One can write the following:

$I(X;Y)=H(Y)-H(Y|X)$ where $H$ is the entropy function. The entropy functions can further be written as

$$H(Y)=-\sum_y p(y)\log(p(y)) \ \text{ and } \ H(Y|X)=-\sum_x p(x)\sum_y p(y|x)\log (p(y|x))$$

What we know is that $H(Y)$ is a concave function of $p(y)$, because $x\log x$ is a convex function of $x$. We can write $p(y)=\sum_x p(y|x)p(x)$. Hence, whenever $p(y|x)$ is fixed, meaning that it is constant for all $p(y|x)$, $p(y)$ is a linear function of $p(x)$. Therefore $H(Y)$ is also concave in $p(x)$. For fixed $p(y|x)$, $H(Y|X)$ is also linear in $p(x)$. Now consider a function which is a sum of a linear and a concave function $f(x)=c(x)+l(x)$. Since $f^{''}(x)=c^{''}(x)$, where $(\cdot)^{''}$ is the second derivative, $f$ is also concave. Therefore, $I(X;Y)$ is a concave function of $p(x)$.

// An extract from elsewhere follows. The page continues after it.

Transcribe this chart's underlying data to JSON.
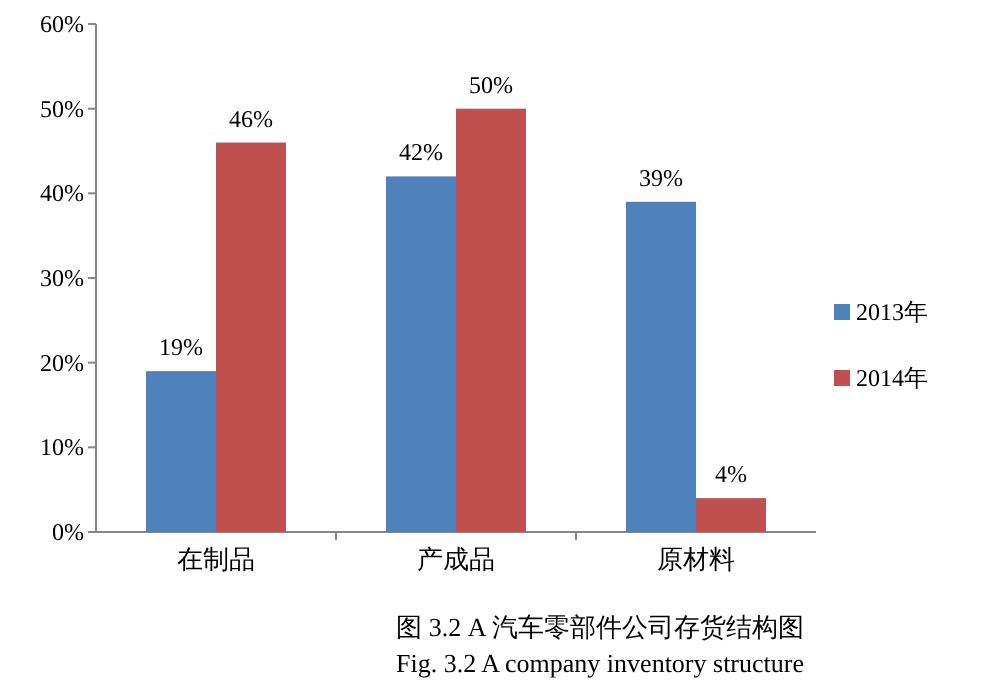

Now lets come to the second part. When $p(x)$ is constant, this time $p(y)=\sum_x p(y|x)p(x)$ is a linear function of $p(y|x)$. Hence, $H(Y)$ is a concave function of $p(y|x)$. Due to same reason $H(Y|X)$ is also a concave function. Difference of two concave functions can either be concave or convex or both. Going back to the definition $I(X;Y)=D(p(x,y)||p(x)p(y))$, we also know that $D(\cdot||p(x)p(y))$ is convex in $p(x)p(y)$, since KL divergence is convex in both terms. Now, $p(x)$ was constant and $p(y)$ was linear in $p(y|x)$. Therefore, the right choice was that $I$ is convex in $p(y|x)$, else $D$ cannot be convex in $p(x)p(y)$.

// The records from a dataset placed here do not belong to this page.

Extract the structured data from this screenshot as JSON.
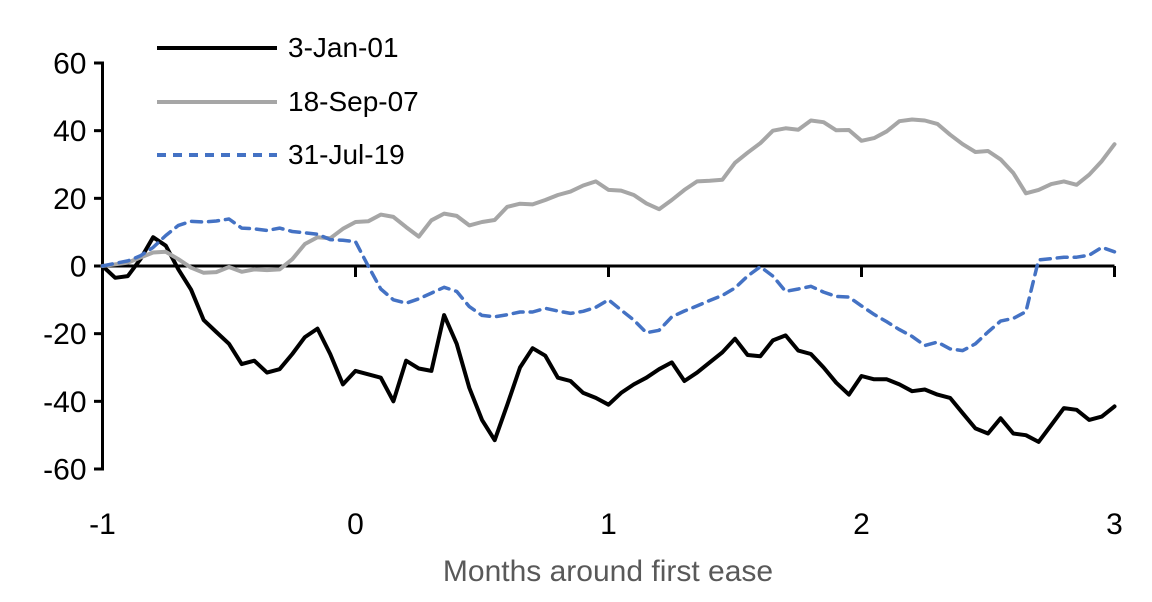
{
  "page": {
    "background": "#ffffff"
  },
  "chart_data": {
    "type": "line",
    "title": "",
    "xlabel": "Months around first ease",
    "ylabel": "",
    "xlim": [
      -1,
      3
    ],
    "ylim": [
      -60,
      60
    ],
    "grid": false,
    "legend_position": "top-left-inside",
    "axis_color": "#000000",
    "xlabel_color": "#595959",
    "x_ticks": [
      "-1",
      "0",
      "1",
      "2",
      "3"
    ],
    "x_tick_values": [
      -1,
      0,
      1,
      2,
      3
    ],
    "y_ticks": [
      "60",
      "40",
      "20",
      "0",
      "-20",
      "-40",
      "-60"
    ],
    "y_tick_values": [
      60,
      40,
      20,
      0,
      -20,
      -40,
      -60
    ],
    "x": [
      -1,
      -0.95,
      -0.9,
      -0.85,
      -0.8,
      -0.75,
      -0.7,
      -0.65,
      -0.6,
      -0.55,
      -0.5,
      -0.45,
      -0.4,
      -0.35,
      -0.3,
      -0.25,
      -0.2,
      -0.15,
      -0.1,
      -0.05,
      0,
      0.05,
      0.1,
      0.15,
      0.2,
      0.25,
      0.3,
      0.35,
      0.4,
      0.45,
      0.5,
      0.55,
      0.6,
      0.65,
      0.7,
      0.75,
      0.8,
      0.85,
      0.9,
      0.95,
      1,
      1.05,
      1.1,
      1.15,
      1.2,
      1.25,
      1.3,
      1.35,
      1.4,
      1.45,
      1.5,
      1.55,
      1.6,
      1.65,
      1.7,
      1.75,
      1.8,
      1.85,
      1.9,
      1.95,
      2,
      2.05,
      2.1,
      2.15,
      2.2,
      2.25,
      2.3,
      2.35,
      2.4,
      2.45,
      2.5,
      2.55,
      2.6,
      2.65,
      2.7,
      2.75,
      2.8,
      2.85,
      2.9,
      2.95,
      3
    ],
    "series": [
      {
        "name": "3-Jan-01",
        "color": "#000000",
        "line_style": "solid",
        "values": [
          0,
          -3.5,
          -3,
          2,
          8.5,
          6,
          -1,
          -7,
          -16,
          -19.5,
          -23,
          -29,
          -28,
          -31.5,
          -30.5,
          -26,
          -21,
          -18.5,
          -26,
          -35,
          -31,
          -32,
          -33,
          -40,
          -28,
          -30.3,
          -31,
          -14.5,
          -23,
          -36,
          -45.5,
          -51.5,
          -41,
          -30,
          -24.3,
          -26.5,
          -33,
          -34,
          -37.5,
          -39,
          -41,
          -37.5,
          -35,
          -33,
          -30.5,
          -28.5,
          -34,
          -31.5,
          -28.5,
          -25.5,
          -21.5,
          -26.3,
          -26.7,
          -22,
          -20.5,
          -25,
          -26,
          -30,
          -34.5,
          -38,
          -32.5,
          -33.5,
          -33.5,
          -35,
          -37,
          -36.5,
          -38,
          -39,
          -43.5,
          -48,
          -49.5,
          -45,
          -49.5,
          -50,
          -52,
          -47,
          -42,
          -42.5,
          -45.5,
          -44.5,
          -41.5
        ]
      },
      {
        "name": "18-Sep-07",
        "color": "#a6a6a6",
        "line_style": "solid",
        "values": [
          0,
          0.5,
          1,
          2.5,
          4,
          4.2,
          2,
          -0.5,
          -2,
          -1.8,
          -0.3,
          -1.7,
          -1,
          -1.2,
          -1,
          2,
          6.5,
          8.5,
          8.2,
          11,
          13,
          13.2,
          15.2,
          14.5,
          11.5,
          8.7,
          13.5,
          15.5,
          14.8,
          12,
          13,
          13.6,
          17.5,
          18.4,
          18.2,
          19.5,
          21,
          22,
          23.8,
          25,
          22.5,
          22.3,
          21,
          18.5,
          16.8,
          19.5,
          22.5,
          25,
          25.2,
          25.5,
          30.5,
          33.5,
          36.3,
          40,
          40.7,
          40.3,
          43,
          42.5,
          40.1,
          40.2,
          37,
          37.8,
          39.8,
          42.8,
          43.3,
          43,
          42,
          38.8,
          36,
          33.7,
          34,
          31.5,
          27.5,
          21.5,
          22.5,
          24.2,
          25,
          24,
          27,
          31,
          36
        ]
      },
      {
        "name": "31-Jul-19",
        "color": "#4472c4",
        "line_style": "dashed",
        "values": [
          0,
          0.8,
          1.5,
          3,
          5.5,
          9,
          12,
          13.2,
          13,
          13.3,
          13.9,
          11.2,
          11,
          10.5,
          11.2,
          10.2,
          9.8,
          9.4,
          7.8,
          7.6,
          7.2,
          0,
          -6.8,
          -10,
          -11,
          -9.7,
          -8,
          -6.3,
          -7.5,
          -12,
          -14.6,
          -15,
          -14.4,
          -13.6,
          -13.6,
          -12.5,
          -13.3,
          -14,
          -13.4,
          -12.2,
          -10,
          -13,
          -16,
          -19.7,
          -19,
          -15,
          -13.3,
          -11.8,
          -10.2,
          -8.7,
          -6.5,
          -3,
          -0.2,
          -3,
          -7.5,
          -6.8,
          -6,
          -7.7,
          -9,
          -9.2,
          -11.8,
          -14.3,
          -16.5,
          -18.8,
          -20.8,
          -23.5,
          -22.5,
          -24.5,
          -25,
          -23,
          -19.5,
          -16.3,
          -15.5,
          -13.5,
          1.8,
          2.2,
          2.6,
          2.6,
          3.2,
          5.5,
          4.2
        ]
      }
    ]
  }
}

Another idea would be to show that $I(X;Y)$ accepts no maximum over $p(y|x)$, except for the boundaries. I dont know however how this can be shown. What I know is that $I(X;Y)$ is always upperbunded by $\min[ H(X),H(Y)]$, simply from the symmetry of $I(X;Y)=H(Y)-H(Y|X)=H(X)-H(X|Y)$.

0
On

I'll give here a direct line of reasoning that doesn't involve relative entropies.

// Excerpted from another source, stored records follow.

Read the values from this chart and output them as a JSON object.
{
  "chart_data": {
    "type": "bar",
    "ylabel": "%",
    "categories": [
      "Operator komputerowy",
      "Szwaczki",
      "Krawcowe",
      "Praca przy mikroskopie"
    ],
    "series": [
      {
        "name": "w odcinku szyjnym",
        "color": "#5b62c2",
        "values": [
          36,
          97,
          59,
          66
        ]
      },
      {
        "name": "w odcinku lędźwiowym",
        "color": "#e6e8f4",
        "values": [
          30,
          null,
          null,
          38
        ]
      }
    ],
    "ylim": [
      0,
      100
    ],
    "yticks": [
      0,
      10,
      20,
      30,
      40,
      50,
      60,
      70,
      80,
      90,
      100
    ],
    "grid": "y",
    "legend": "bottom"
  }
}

The mutual information (MI), generally written as $I(X:Y)$, should maybe more accurately be written as a function of joint probability distributions $p:(x,y)\mapsto p(x,y)$, as: $$I(X:Y)\equiv I(p)\equiv \sum_{x,y} p(x,y) \log \frac{p(x,y)}{p_X(x)p_Y(y)},\tag1$$ where $p_X(x)\equiv \sum_y p(x,y)$ and $p_Y(y)\equiv\sum_x p(x,y)$ are the marginal distributions (which, we can already note, are linear functions of $p$). When discussing concavity/convexity wrt the conditional distribution, what we are doing is writing the joint distro as $p(x,y)=p_X(x)p_C(y|x)$, where I defined the conditional distribution as $p_C(y|x)\equiv \frac{p(x,y)}{p_X(x)}$. But more generally, one can imagine $p_X$ and $p_C$ as independent variables, and study the functional relation of $I$ on both. In other words, we are essentially writing the MI as $$I(p) \equiv I(p_X,p_C).\tag2$$ This is useful because if we now use the standard identity $I(X:Y)=H(X)-H(X|Y)$, we can more precisely write the associated functional relations as $$I(p_X,p_C) = H(p_X) - H(Y|X; p_X,p_C),\tag3$$ where I wrote $H(Y|X;p_X,p_C)$ to denote the conditional entropy written as a function of marginal $p_X$ and conditional $p_C$. Explicitly, this reads $$H(Y|X;p_X,p_C) \equiv \sum_x p_X(x) H(Y|X=x; p_C), \qquad H(Y|X=x; p_C)\equiv H(p_C(\bullet|x)),\tag4$$ where $p_C(\bullet|x):y\mapsto p_C(y|x)$ denotes the conditional distribution $p_C$ thought of as a function of $y$, for a given value of $x$.

With these relations, we've got everything in place to show that $I(p_X,p_C)$ is convex wrt $p_C$, and concave wrt $p_X$:

  1. We know that the Shannon entropy is concave in its argument, and we see from (4) that $H(Y|X;p_X,p_C)$ is linear in $p_X$. Hence, looking at (3), we see that $I(p_X,p_C)$ is a difference between a concave (wrt $p_X$) function and a linear (wrt $p_X$) function, and is thus also concave wrt $p_X$.
  2. From (3) we see that $I(p_X,p_C)$ depends on $p_C$ only via the conditional entropy. But from (4) we see that $H(Y|X;p_X,p_C)$ is a convex combination of the functions $H(Y|X=x;p_C)$, which are all concave in $p_C$. Hence $H(Y|X;p_X,p_C)$ is concave in $p_C$, and thus $I(p_X,p_C)$ is convex in $p_C$.